Femometer and competitors compared

Brief preface: For the sake of fairness, we have replaced the actual name of the comparison product with the fantasy name Peach in the following text.

For almost half a year I now use the Femometer and the Peach to
compare both devices and test the handling.
I have not taken the pill for several years and the natural contraception via a
Cyclothermometer is the only method for me to be able to say for sure when I am fertile
and when not – so when unprotected sexual intercourse (without a condom, for example) is possible without
becoming pregnant.For example) is possible without
becoming pregnant.
At first I had to get used to the morning measurement, directly after waking up and before getting up
. However, it had quickly developed into a routine and I forget it only extremely
selten, which is of course important for the measurement accuracy.
In the application, I personally like the femometer better, because it is lighter and you can put it in the mouth
without holding it.
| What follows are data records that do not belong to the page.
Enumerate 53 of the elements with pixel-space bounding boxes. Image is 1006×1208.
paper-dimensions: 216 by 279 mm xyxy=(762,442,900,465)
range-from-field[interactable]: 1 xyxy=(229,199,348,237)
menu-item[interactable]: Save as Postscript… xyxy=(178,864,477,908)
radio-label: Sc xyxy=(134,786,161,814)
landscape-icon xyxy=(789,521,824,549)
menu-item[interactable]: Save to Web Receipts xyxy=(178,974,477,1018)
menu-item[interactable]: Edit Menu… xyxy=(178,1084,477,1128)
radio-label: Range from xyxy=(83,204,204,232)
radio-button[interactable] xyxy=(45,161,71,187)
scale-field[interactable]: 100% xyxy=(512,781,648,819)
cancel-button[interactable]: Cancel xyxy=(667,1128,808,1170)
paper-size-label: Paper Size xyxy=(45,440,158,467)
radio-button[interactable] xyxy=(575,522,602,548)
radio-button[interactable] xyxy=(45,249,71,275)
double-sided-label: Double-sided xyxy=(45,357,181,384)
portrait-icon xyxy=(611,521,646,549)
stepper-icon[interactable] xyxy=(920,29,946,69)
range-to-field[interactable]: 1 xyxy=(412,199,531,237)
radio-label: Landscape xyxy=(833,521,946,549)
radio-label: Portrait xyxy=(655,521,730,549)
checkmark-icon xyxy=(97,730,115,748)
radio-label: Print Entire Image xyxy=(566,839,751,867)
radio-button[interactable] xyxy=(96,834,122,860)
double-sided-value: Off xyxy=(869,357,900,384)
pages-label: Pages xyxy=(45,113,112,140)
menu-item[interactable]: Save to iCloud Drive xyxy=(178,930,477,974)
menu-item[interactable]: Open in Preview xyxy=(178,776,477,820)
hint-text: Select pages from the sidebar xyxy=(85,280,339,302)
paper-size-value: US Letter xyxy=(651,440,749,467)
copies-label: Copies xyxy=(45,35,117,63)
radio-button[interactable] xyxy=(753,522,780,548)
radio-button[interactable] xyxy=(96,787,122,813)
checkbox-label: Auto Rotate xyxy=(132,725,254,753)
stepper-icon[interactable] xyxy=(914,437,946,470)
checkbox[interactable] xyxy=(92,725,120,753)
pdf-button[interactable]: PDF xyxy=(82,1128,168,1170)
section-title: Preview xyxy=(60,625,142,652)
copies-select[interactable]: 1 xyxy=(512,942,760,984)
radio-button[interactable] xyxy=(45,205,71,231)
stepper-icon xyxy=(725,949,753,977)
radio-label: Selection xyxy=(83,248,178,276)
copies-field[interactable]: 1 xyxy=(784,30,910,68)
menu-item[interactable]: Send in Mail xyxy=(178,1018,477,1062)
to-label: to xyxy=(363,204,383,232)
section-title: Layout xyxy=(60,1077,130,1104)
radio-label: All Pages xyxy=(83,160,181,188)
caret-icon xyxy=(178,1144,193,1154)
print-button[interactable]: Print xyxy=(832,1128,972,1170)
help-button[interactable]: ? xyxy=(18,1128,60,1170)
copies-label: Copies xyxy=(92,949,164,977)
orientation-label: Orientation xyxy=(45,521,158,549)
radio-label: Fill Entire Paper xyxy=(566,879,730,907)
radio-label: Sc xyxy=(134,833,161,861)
The Peach is a bit nicer in terms of its material composition and external
design, but it is also heavier as a result, which is why I have to hold the device while it
records the temperature. With the Femometer, I can connect the device
per Bluetooth with the associated app directly after the measurement and can immediately see my temperature and make further
input, for example, the condition of the cervical mucus, the location of the cervix or the
end of period. I have to enter the start and end of periods via the app, which is also
possible afterwards.
You activate the Peach via a button on the device, which you also have to use to confirm when you have had your
days. This took a little practice, because this input did not work
at first with me. The Peach lights up directly after the measurement – green (not fertile), red (fertile) or yellow
(test phase; not sure) and you have directly a clear visual signal whether you are fertile or not.
This must be read in the app on the smartphone or tablet with the femometer. In order to be able to view the
cycle curve with the Peach, you have to connect the device by cable to the mobile phone/tablet
, which I only did at irregular intervals, as I found it to be rather laborious
In direct comparison of the recorded temperature data from the Femometer and Peach, I
can state that both devices had almost the same measurement results and I was also shown the fertile
and non-fertile days in the same periods.
In summary, I can currently state (the longer the measurement period, the more accurate the result),
that both cycle thermometers serve their purpose, which is primarily dependent on how reliably
man measures and makes further inputs.
Myself personally, I like the femometer in handling better, because it is lighter, smaller and therefore also
transportable. I can immediately read my temperature and make further entries in the app,
even though setting up the app was a bit more work than with the Peach. The Peach is better
manufactured and the packaging and introduction to the device are also great designed, however I
prefer the easier to use and more complex input options of the Femometer. Through the
exposure to the various measurement parameters (cervical mucus, cervix, etc.) I
learn to know my body better and better, which is ultimately the most important thing to
prevent or bring about a pregnancy.
I can only recommend all women to try a cycle thermometer to get to know yourself and your body
better, to feel security and thus to keep or
regain the fun of sex. In my opinion, it is unimportant whether you use a cheaper device like the Femometer or a more expensive one like the Peach, what is important is first and foremost the confrontation with yourself!

In a nutshell:

When it comes to setting up both devices, the Peach scores highly as the packaging and introduction to the device
are really nicely designed and easy to understand. The femometer lacks a detailed introduction,
which takes a few more minutes with setting up the app.
The femometer beeps when you pull it apart, which lets you know when she goes off and on and
when the measurement is complete. The Peach is activated via a button on the device and also beeps when
the measurement is complete. The device asks you via a colored icon if you
have your period, which you have to confirm via the button. This input has not worked for me on many occasions. I
knew how to enter it via the app though. The Peach is mainly designed to show you when your fertile days are and when your
non-fertile days are, through clear
visual displays (through the device itself and in the app). Measurement parameters such as cervical mucus or cervix are not recorded. With
the Femometer, you can enter more measurement parameters, which allows you to define the
fertile/unfertile days statement more precisely over time. The app design
with the Peach is more attractively designed than with the Femometer, however, in the end it is the
result that matters to me and not the appearance.